Intro

One of the most interesting parts about web development is web system architecture. I do not know why but when I hear people talking about a given architecture I get excited. My first exposure to architecture was a talk by an Instagram engineer in which she spoke about how they scaled the infrastructure at Instagram. I found it interesting because she spoke about how to scale by using multicore programming and I liked how the components of the Instagram architecture interacted.

So, I naturally enjoyed my time reading Scalable Web Architecture and Distributed Systems, the first chapter in the book The Architecture of Open Source Applications.

In this essay I will try to summarize this chapter and share some of my thoughts about how I would design a social media application. And I am not an expert; I am just writing about this because its interesting and for learning purposes.

Design Principles

According to the author of this chapter some key design decisions for building scalable web applications consist of:

  • Availability;
  • Performance;
  • Reliability; and
  • Scalability.

A system is said to be available if it is always up and running. If a system is unavailable even for one minute the given company may lose thousands or even millions of dollars.

The availability of a system is achieved through replication. The purpose of replication is to enable the given system to continue operating despite failures; distributed systems hide partial failure by replicating servers for instance.

Replication is also implemented for reliability and performance; replicas are conducive to the reliability of a system because if one replica crashes other replicas can keep the system going; moreover, replicas are conducive to performance in two cases. Firstly, suppose you are scaling in size; that is, an increasing number of processes need to access data; by having two replicas you can serve more processes. Secondly, suppose you are scaling in a geographical area; by using replicas near the geographic location of your processes you decrease latency times.

The performance of a web system is another design principle; performance is important because performance affects the usage and user satisfaction as well as search engine rankings which correlate with revenue and retention. Performance can be defined as fast responses and low latency.

Another key design principle is reliability; as noted above one way to achieve reliability is through replicas. Reliability means that a given request will always get the same data in response and if the data changes the request will get new data.

Finally, another key design principle is scalability; scalability has to do with increasing the capability of your web system to handle more load.

Core factors that are important for large web systems

Core factors crucial in the design of large web systems include services, redundancy, sharding, and handling failure.
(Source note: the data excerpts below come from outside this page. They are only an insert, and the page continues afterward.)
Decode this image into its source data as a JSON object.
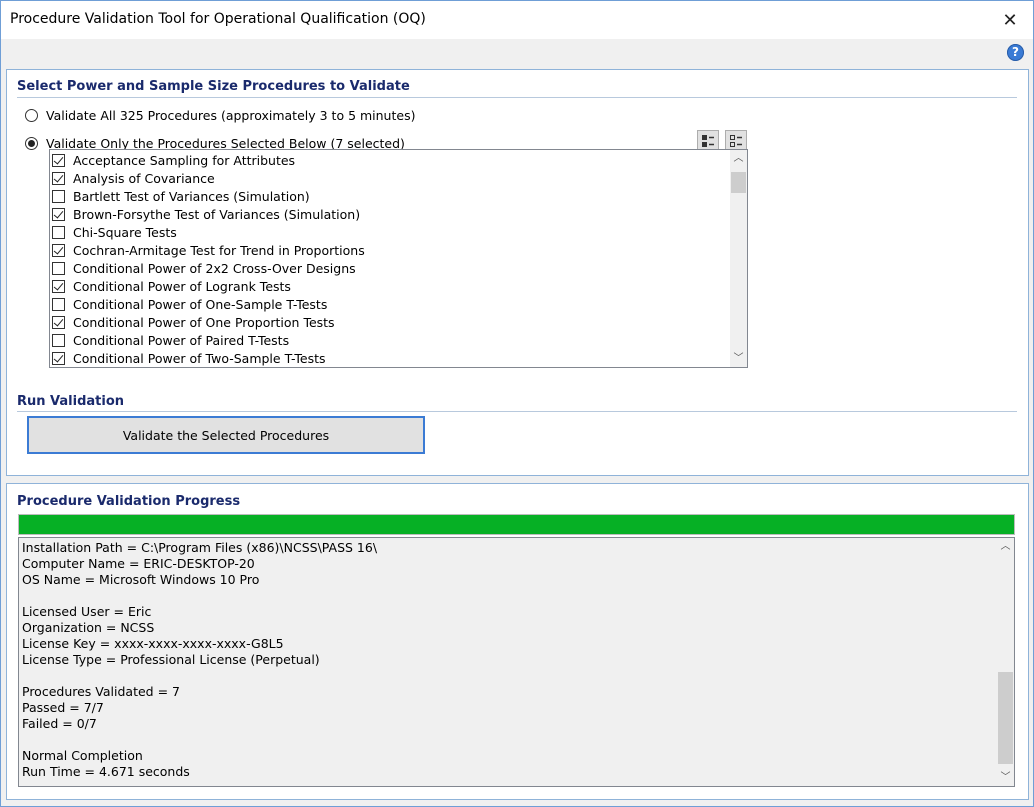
{
  "window": {
    "title": "Procedure Validation Tool for Operational Qualification (OQ)",
    "close_glyph": "✕",
    "help_glyph": "?"
  },
  "select_section": {
    "title": "Select Power and Sample Size Procedures to Validate",
    "radio_all_label": "Validate All 325 Procedures (approximately 3 to 5 minutes)",
    "radio_selected_label": "Validate Only the Procedures Selected Below (7 selected)",
    "selected_option": "selected",
    "procedures": [
      {
        "label": "Acceptance Sampling for Attributes",
        "checked": true
      },
      {
        "label": "Analysis of Covariance",
        "checked": true
      },
      {
        "label": "Bartlett Test of Variances (Simulation)",
        "checked": false
      },
      {
        "label": "Brown-Forsythe Test of Variances (Simulation)",
        "checked": true
      },
      {
        "label": "Chi-Square Tests",
        "checked": false
      },
      {
        "label": "Cochran-Armitage Test for Trend in Proportions",
        "checked": true
      },
      {
        "label": "Conditional Power of 2x2 Cross-Over Designs",
        "checked": false
      },
      {
        "label": "Conditional Power of Logrank Tests",
        "checked": true
      },
      {
        "label": "Conditional Power of One-Sample T-Tests",
        "checked": false
      },
      {
        "label": "Conditional Power of One Proportion Tests",
        "checked": true
      },
      {
        "label": "Conditional Power of Paired T-Tests",
        "checked": false
      },
      {
        "label": "Conditional Power of Two-Sample T-Tests",
        "checked": true
      }
    ]
  },
  "run_section": {
    "title": "Run Validation",
    "button_label": "Validate the Selected Procedures"
  },
  "progress_section": {
    "title": "Procedure Validation Progress",
    "progress_fraction": 1.0,
    "progress_color": "#06b025",
    "log_lines": [
      "Installation Path = C:\\Program Files (x86)\\NCSS\\PASS 16\\",
      "Computer Name = ERIC-DESKTOP-20",
      "OS Name = Microsoft Windows 10 Pro",
      "",
      "Licensed User = Eric",
      "Organization = NCSS",
      "License Key = xxxx-xxxx-xxxx-xxxx-G8L5",
      "License Type = Professional License (Perpetual)",
      "",
      "Procedures Validated = 7",
      "Passed = 7/7",
      "Failed = 0/7",
      "",
      "Normal Completion",
      "Run Time = 4.671 seconds"
    ]
  },
  "scroll_glyphs": {
    "up": "︿",
    "down": "﹀"
  }
}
The author of this chapter gives an example, namely, an image hosting website. One of the things we care about this is fast delivery when a user requests an image; other things to consider include: - storage scalability: the application needs to have no limits as to how many images it can store - low latency for image downloads/requests - reliability: if a user uploads an image, the image needs to be there all the time - system needs to be easy to maintain - system needs to be cost effective

Services

Often it is important to decouple service into functions; consider the image hosting application above: it retrieves and uploads images through the network. If only one server handles these two functions there may be problems because writes are not asynchronous while reads are asynchronous; so during an upload the connection will be maintained and the client will be blocked– it will have to wait until the image gets written. So, in such cases it is beneficial to to decouple these two functions into their own services.

Redundancy

If you only have one server then if something happens to this server the data will be lost; for example, the images in our image hosting application will be lost; so it is important to replicate the database in a different geographic location; for example:

 |--------             |----------   |------------    |--------------------
 |client  |  ------>   | server  |-> | database  | -> | replica (database) |
 |--------             |---------    |------------    |-------------------

Sharding

Suppose you have a tremendously large dataset that cannot fit in one server. You can either scale vertically whereby you use additional CPU cores, replace CPU with a faster CPU, add a bigger storage or you can scale horizontally whereby you add additional nodes – e.g., add a new server.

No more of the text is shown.